HeadlinesBriefing favicon HeadlinesBriefing.com

Anthropic Breaks LLM Black‑Box Myth with Circuit Tracing

Hacker News •
×

Anthropic’s 2025 paper, On the Biology of a Large Language Model, claims LLMs are not opaque black boxes. The study pushes mechanistic interpretability forward by training a duplicate model to sparsely replicate the base model’s MLP outputs. These sparse activations map cleanly to human‑readable concepts like “Texas” or “the Olympics” in real time during inference.

Researchers then trace how these concepts interact during a forward pass, essentially wiring a computational diagram. The method reveals models perform genuine multi‑step reasoning: asking for Dallas’s state capital activates Dallas, then Texas, then Austin. Such stepwise inference mirrors pseudo‑symbolic reasoning and shows LLMs build semantic chains internally in the context of natural language generation tasks.
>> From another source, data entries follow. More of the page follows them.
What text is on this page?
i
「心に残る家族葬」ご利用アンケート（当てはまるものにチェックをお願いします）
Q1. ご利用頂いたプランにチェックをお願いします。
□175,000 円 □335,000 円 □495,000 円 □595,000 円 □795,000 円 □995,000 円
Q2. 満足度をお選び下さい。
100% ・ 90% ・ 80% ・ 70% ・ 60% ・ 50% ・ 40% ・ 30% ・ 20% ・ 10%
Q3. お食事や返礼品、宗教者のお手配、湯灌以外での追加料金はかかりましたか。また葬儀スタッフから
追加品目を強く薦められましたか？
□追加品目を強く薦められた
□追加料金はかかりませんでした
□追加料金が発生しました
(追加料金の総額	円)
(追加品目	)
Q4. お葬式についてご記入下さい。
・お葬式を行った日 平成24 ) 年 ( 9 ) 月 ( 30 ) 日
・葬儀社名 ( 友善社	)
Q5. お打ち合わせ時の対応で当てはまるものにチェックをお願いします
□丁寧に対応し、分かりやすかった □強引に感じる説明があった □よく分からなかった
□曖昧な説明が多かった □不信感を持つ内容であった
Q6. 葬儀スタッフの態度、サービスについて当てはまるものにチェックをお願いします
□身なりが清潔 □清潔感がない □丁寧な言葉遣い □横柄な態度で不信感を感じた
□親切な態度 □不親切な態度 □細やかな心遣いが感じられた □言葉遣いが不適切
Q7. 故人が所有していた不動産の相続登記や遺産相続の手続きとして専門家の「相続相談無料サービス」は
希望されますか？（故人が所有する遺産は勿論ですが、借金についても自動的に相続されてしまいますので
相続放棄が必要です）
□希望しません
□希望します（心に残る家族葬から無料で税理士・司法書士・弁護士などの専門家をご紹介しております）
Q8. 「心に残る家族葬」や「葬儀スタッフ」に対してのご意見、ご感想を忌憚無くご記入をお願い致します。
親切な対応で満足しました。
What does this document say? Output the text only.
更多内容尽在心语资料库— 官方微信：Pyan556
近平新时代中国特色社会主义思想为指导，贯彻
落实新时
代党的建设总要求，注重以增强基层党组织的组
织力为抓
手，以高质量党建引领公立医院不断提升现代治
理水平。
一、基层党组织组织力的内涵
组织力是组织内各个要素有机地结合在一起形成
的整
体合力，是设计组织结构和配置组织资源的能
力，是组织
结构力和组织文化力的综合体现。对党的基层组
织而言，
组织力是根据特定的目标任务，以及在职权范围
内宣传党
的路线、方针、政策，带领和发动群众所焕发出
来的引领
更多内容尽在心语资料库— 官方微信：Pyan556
The technique extends beyond language models. In 2022, DeepMind showed AlphaZero’s hidden layers matched human chess concepts such as “in check” or “pinning” without any chess training. These findings suggest that mechanistic decoding can uncover domain‑specific knowledge across AI systems, offering a window into how models generalize for researchers and developers.

Beyond curiosity, understanding internal reasoning lets engineers steer behavior and spot missteps. For example, Claude 3.5 Haiku’s integer‑addition routine splits the task into parallel pathways, a non‑human‑like algorithm that still delivers correct answers. By mapping such hidden strategies, teams can redesign training to favor more efficient, transparent methods for safety and fairness.